Willfully lying to Congress and the American people about national security and war, resulting in the deaths of thousands of innocent people represents a host of serious crimes. One could even say it is de-facto treason.
Cheer leading and helping to orchestrate military attacks in Libya and Syria makes her a party to WAR CRIMES. Libya is now a failed state and in chaos. The layers of crime here are many.
Orchestrating an illegal coup in Honduras represents a whole other raft of crimes.
Helping and supporting the coup in Kiev, along with her crony, Vicki Nuland, is also a crime. The coup resulted in the deaths of thousands of Ukrainians, many of them women and children.

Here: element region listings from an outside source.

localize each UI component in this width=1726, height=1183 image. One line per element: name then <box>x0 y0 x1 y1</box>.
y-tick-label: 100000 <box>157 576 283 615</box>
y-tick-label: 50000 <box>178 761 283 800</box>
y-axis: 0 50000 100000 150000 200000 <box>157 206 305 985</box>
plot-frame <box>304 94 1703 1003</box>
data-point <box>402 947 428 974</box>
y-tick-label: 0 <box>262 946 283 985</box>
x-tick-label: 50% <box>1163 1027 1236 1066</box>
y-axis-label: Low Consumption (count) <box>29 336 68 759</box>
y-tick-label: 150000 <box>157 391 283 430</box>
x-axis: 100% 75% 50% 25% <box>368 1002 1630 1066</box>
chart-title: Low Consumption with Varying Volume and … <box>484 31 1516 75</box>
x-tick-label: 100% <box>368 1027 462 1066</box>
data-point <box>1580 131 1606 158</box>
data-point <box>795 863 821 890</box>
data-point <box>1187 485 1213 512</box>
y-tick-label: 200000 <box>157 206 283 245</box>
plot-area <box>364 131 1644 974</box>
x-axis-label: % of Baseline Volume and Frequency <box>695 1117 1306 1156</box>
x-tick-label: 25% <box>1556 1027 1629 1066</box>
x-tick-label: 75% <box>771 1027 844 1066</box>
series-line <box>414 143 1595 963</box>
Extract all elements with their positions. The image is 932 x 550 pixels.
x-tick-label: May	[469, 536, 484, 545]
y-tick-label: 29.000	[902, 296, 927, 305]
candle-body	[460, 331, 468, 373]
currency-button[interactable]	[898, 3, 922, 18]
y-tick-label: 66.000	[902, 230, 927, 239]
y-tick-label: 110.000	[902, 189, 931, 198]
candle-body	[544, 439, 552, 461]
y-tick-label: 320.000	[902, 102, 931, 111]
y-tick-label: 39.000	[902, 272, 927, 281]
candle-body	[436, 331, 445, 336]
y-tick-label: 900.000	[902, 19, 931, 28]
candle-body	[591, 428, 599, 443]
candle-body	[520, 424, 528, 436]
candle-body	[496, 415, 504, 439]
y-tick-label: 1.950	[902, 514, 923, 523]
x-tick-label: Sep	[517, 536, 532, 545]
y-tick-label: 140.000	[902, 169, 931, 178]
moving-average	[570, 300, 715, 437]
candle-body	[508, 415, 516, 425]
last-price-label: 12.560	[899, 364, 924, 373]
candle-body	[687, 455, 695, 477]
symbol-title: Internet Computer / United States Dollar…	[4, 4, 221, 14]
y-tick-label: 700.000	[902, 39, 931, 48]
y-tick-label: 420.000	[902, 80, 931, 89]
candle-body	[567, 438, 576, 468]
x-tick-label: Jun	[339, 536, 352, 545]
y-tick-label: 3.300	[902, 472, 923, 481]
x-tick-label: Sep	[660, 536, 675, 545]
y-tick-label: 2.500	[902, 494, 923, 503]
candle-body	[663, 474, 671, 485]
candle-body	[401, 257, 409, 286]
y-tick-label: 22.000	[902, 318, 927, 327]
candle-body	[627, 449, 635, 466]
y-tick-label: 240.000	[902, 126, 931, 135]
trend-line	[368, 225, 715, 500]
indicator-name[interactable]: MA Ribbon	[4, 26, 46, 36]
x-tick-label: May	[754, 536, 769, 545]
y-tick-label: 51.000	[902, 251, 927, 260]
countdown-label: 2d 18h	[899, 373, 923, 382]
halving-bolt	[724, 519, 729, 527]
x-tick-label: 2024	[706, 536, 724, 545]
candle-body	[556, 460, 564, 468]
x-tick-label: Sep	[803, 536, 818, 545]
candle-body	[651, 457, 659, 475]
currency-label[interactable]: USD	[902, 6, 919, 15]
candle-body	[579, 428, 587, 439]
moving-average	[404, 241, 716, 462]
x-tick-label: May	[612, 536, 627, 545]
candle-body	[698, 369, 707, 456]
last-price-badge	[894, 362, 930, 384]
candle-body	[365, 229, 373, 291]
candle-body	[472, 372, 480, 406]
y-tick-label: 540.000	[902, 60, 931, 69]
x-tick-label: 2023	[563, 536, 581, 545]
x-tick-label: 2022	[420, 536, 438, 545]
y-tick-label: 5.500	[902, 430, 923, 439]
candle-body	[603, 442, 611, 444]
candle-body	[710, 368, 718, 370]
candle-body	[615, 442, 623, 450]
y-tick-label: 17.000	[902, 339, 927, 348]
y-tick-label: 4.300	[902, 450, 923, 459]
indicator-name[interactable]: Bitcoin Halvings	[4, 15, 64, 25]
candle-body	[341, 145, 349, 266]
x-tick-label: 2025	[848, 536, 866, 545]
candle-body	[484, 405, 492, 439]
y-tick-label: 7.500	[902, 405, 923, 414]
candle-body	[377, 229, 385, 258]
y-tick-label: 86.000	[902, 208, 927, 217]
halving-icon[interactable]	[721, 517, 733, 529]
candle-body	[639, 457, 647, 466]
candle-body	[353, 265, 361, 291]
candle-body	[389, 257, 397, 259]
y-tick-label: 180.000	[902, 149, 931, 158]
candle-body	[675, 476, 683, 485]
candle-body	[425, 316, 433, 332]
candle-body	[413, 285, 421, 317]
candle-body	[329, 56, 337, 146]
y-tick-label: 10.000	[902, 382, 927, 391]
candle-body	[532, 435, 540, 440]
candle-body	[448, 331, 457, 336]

Obama, HRC, Bush Jr., Tony Blair, Dick Cheney and the crew should all be charged with perjury, high crimes and misdemeanors as well as war crimes.
The NDAA, Full Spectrum Surveillance, War on Whistleblowers, mass murder, Illegal Wars and attacks etc. etc. are crimes so horrible and so horrific that few are capable to deal with it. To do so would be to admit that the corruption and abuse of power are so rampant that just about every aspect of US government, finance, and corporate oligarchy is corrupt, abusive and criminal.
Thank you for speaking out, for speaking truth to power. You are probably not wealthy, not powerful or influential, but you’ve suffered through all this and continue to suffer through it. In spite of that suffering, you are still speaking truth to power. The people who control society, to the extent that they actually do control it, directly or indirectly, worship at the altar of power and have utterly lose their humanity. They are traitors to humanity. Never stop speaking truth to power. Things are going to get a lot worse, but never stop.
I concur with all of this, including the treason aspect, and also suspect that the reason for the personal email server was to cover up the Harpy’s continuing corruption using her influence to get massive foreign bribes cycled in to the Clinton Foundation. Along with her status as a war criminal mentioned above based on her role in the destruction of Libya, this additional unparalleled corruption should be a game-breaker for all of those unwilling to vote for a stinking sack of excrement for president based on the name of the party apparatus she has gamed. If that isn’t enough, the Ukrainian cycle of crime threatens nuclear war. I think survival trumps political correctness, and being a war criminal and corrupt international fraudster should qualify a person for life in prison rather than a stint at the whitehouse.